Friday, March 17, 2006

A Little Larger Than the Entire Universe (Selected Poems) by Fernando Pessoa

A new book of Pessoa translations, with brilliant introductions to the book and each heteronym by Richard Zenith, has been published: “A Little Larger Than the Entire Universe (Selected Poems).” Penguin Classics, 2006, 436 p.

In 1924 you pick up a little po-zine in Portugal called Athena. Among the poets you like: Ricardo Reis, Alberto Caeiro, Alvaro de Campos, and one of the editors, Fernando Pessoa. Their thumbnails reveal four very different bios, the poems reveal four distinct styles. Only if you penetrate the avant garde scene in Lisbon will you find that three of these poets are heteronyms, imaginary brother poets, of the fourth.
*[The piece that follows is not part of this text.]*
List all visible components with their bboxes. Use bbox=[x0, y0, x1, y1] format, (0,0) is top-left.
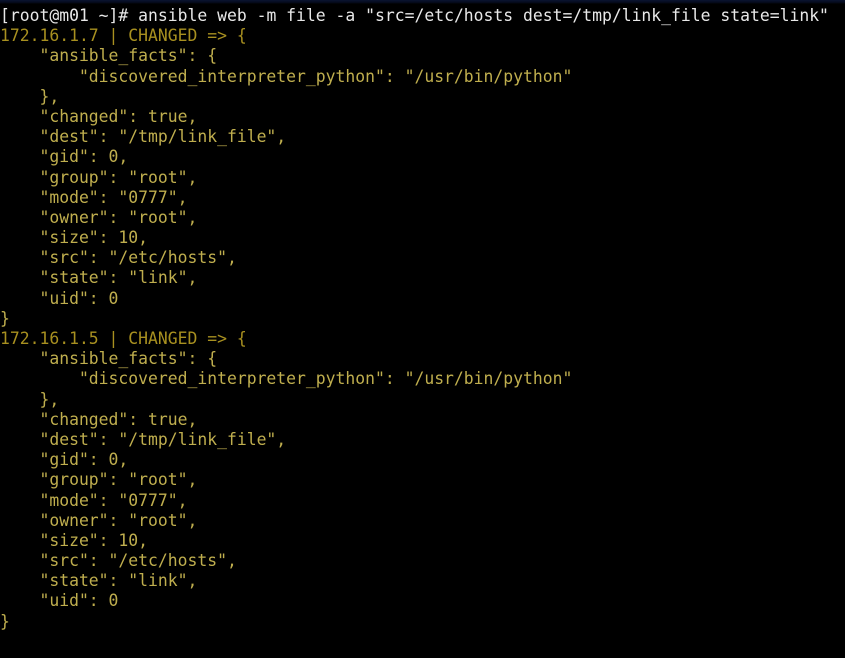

When you discover Fernando Pessoa you don’t walk into a new room of poetry, but into another wing. Hop over to another planet. In solar system Po, he’s Planet X, orbiting just outside, shadowing everything going on in our busyness. More than any other human, he lived life solely in his poems, his life a shell for the literary movement that was himself. Relatively unknown in the US, the publication of a new book of translations brings him to center stage, a poet who eschewed life to create life, a poet for whom “living poetry” was not sprawly boho sensuality, but as Constant Writer.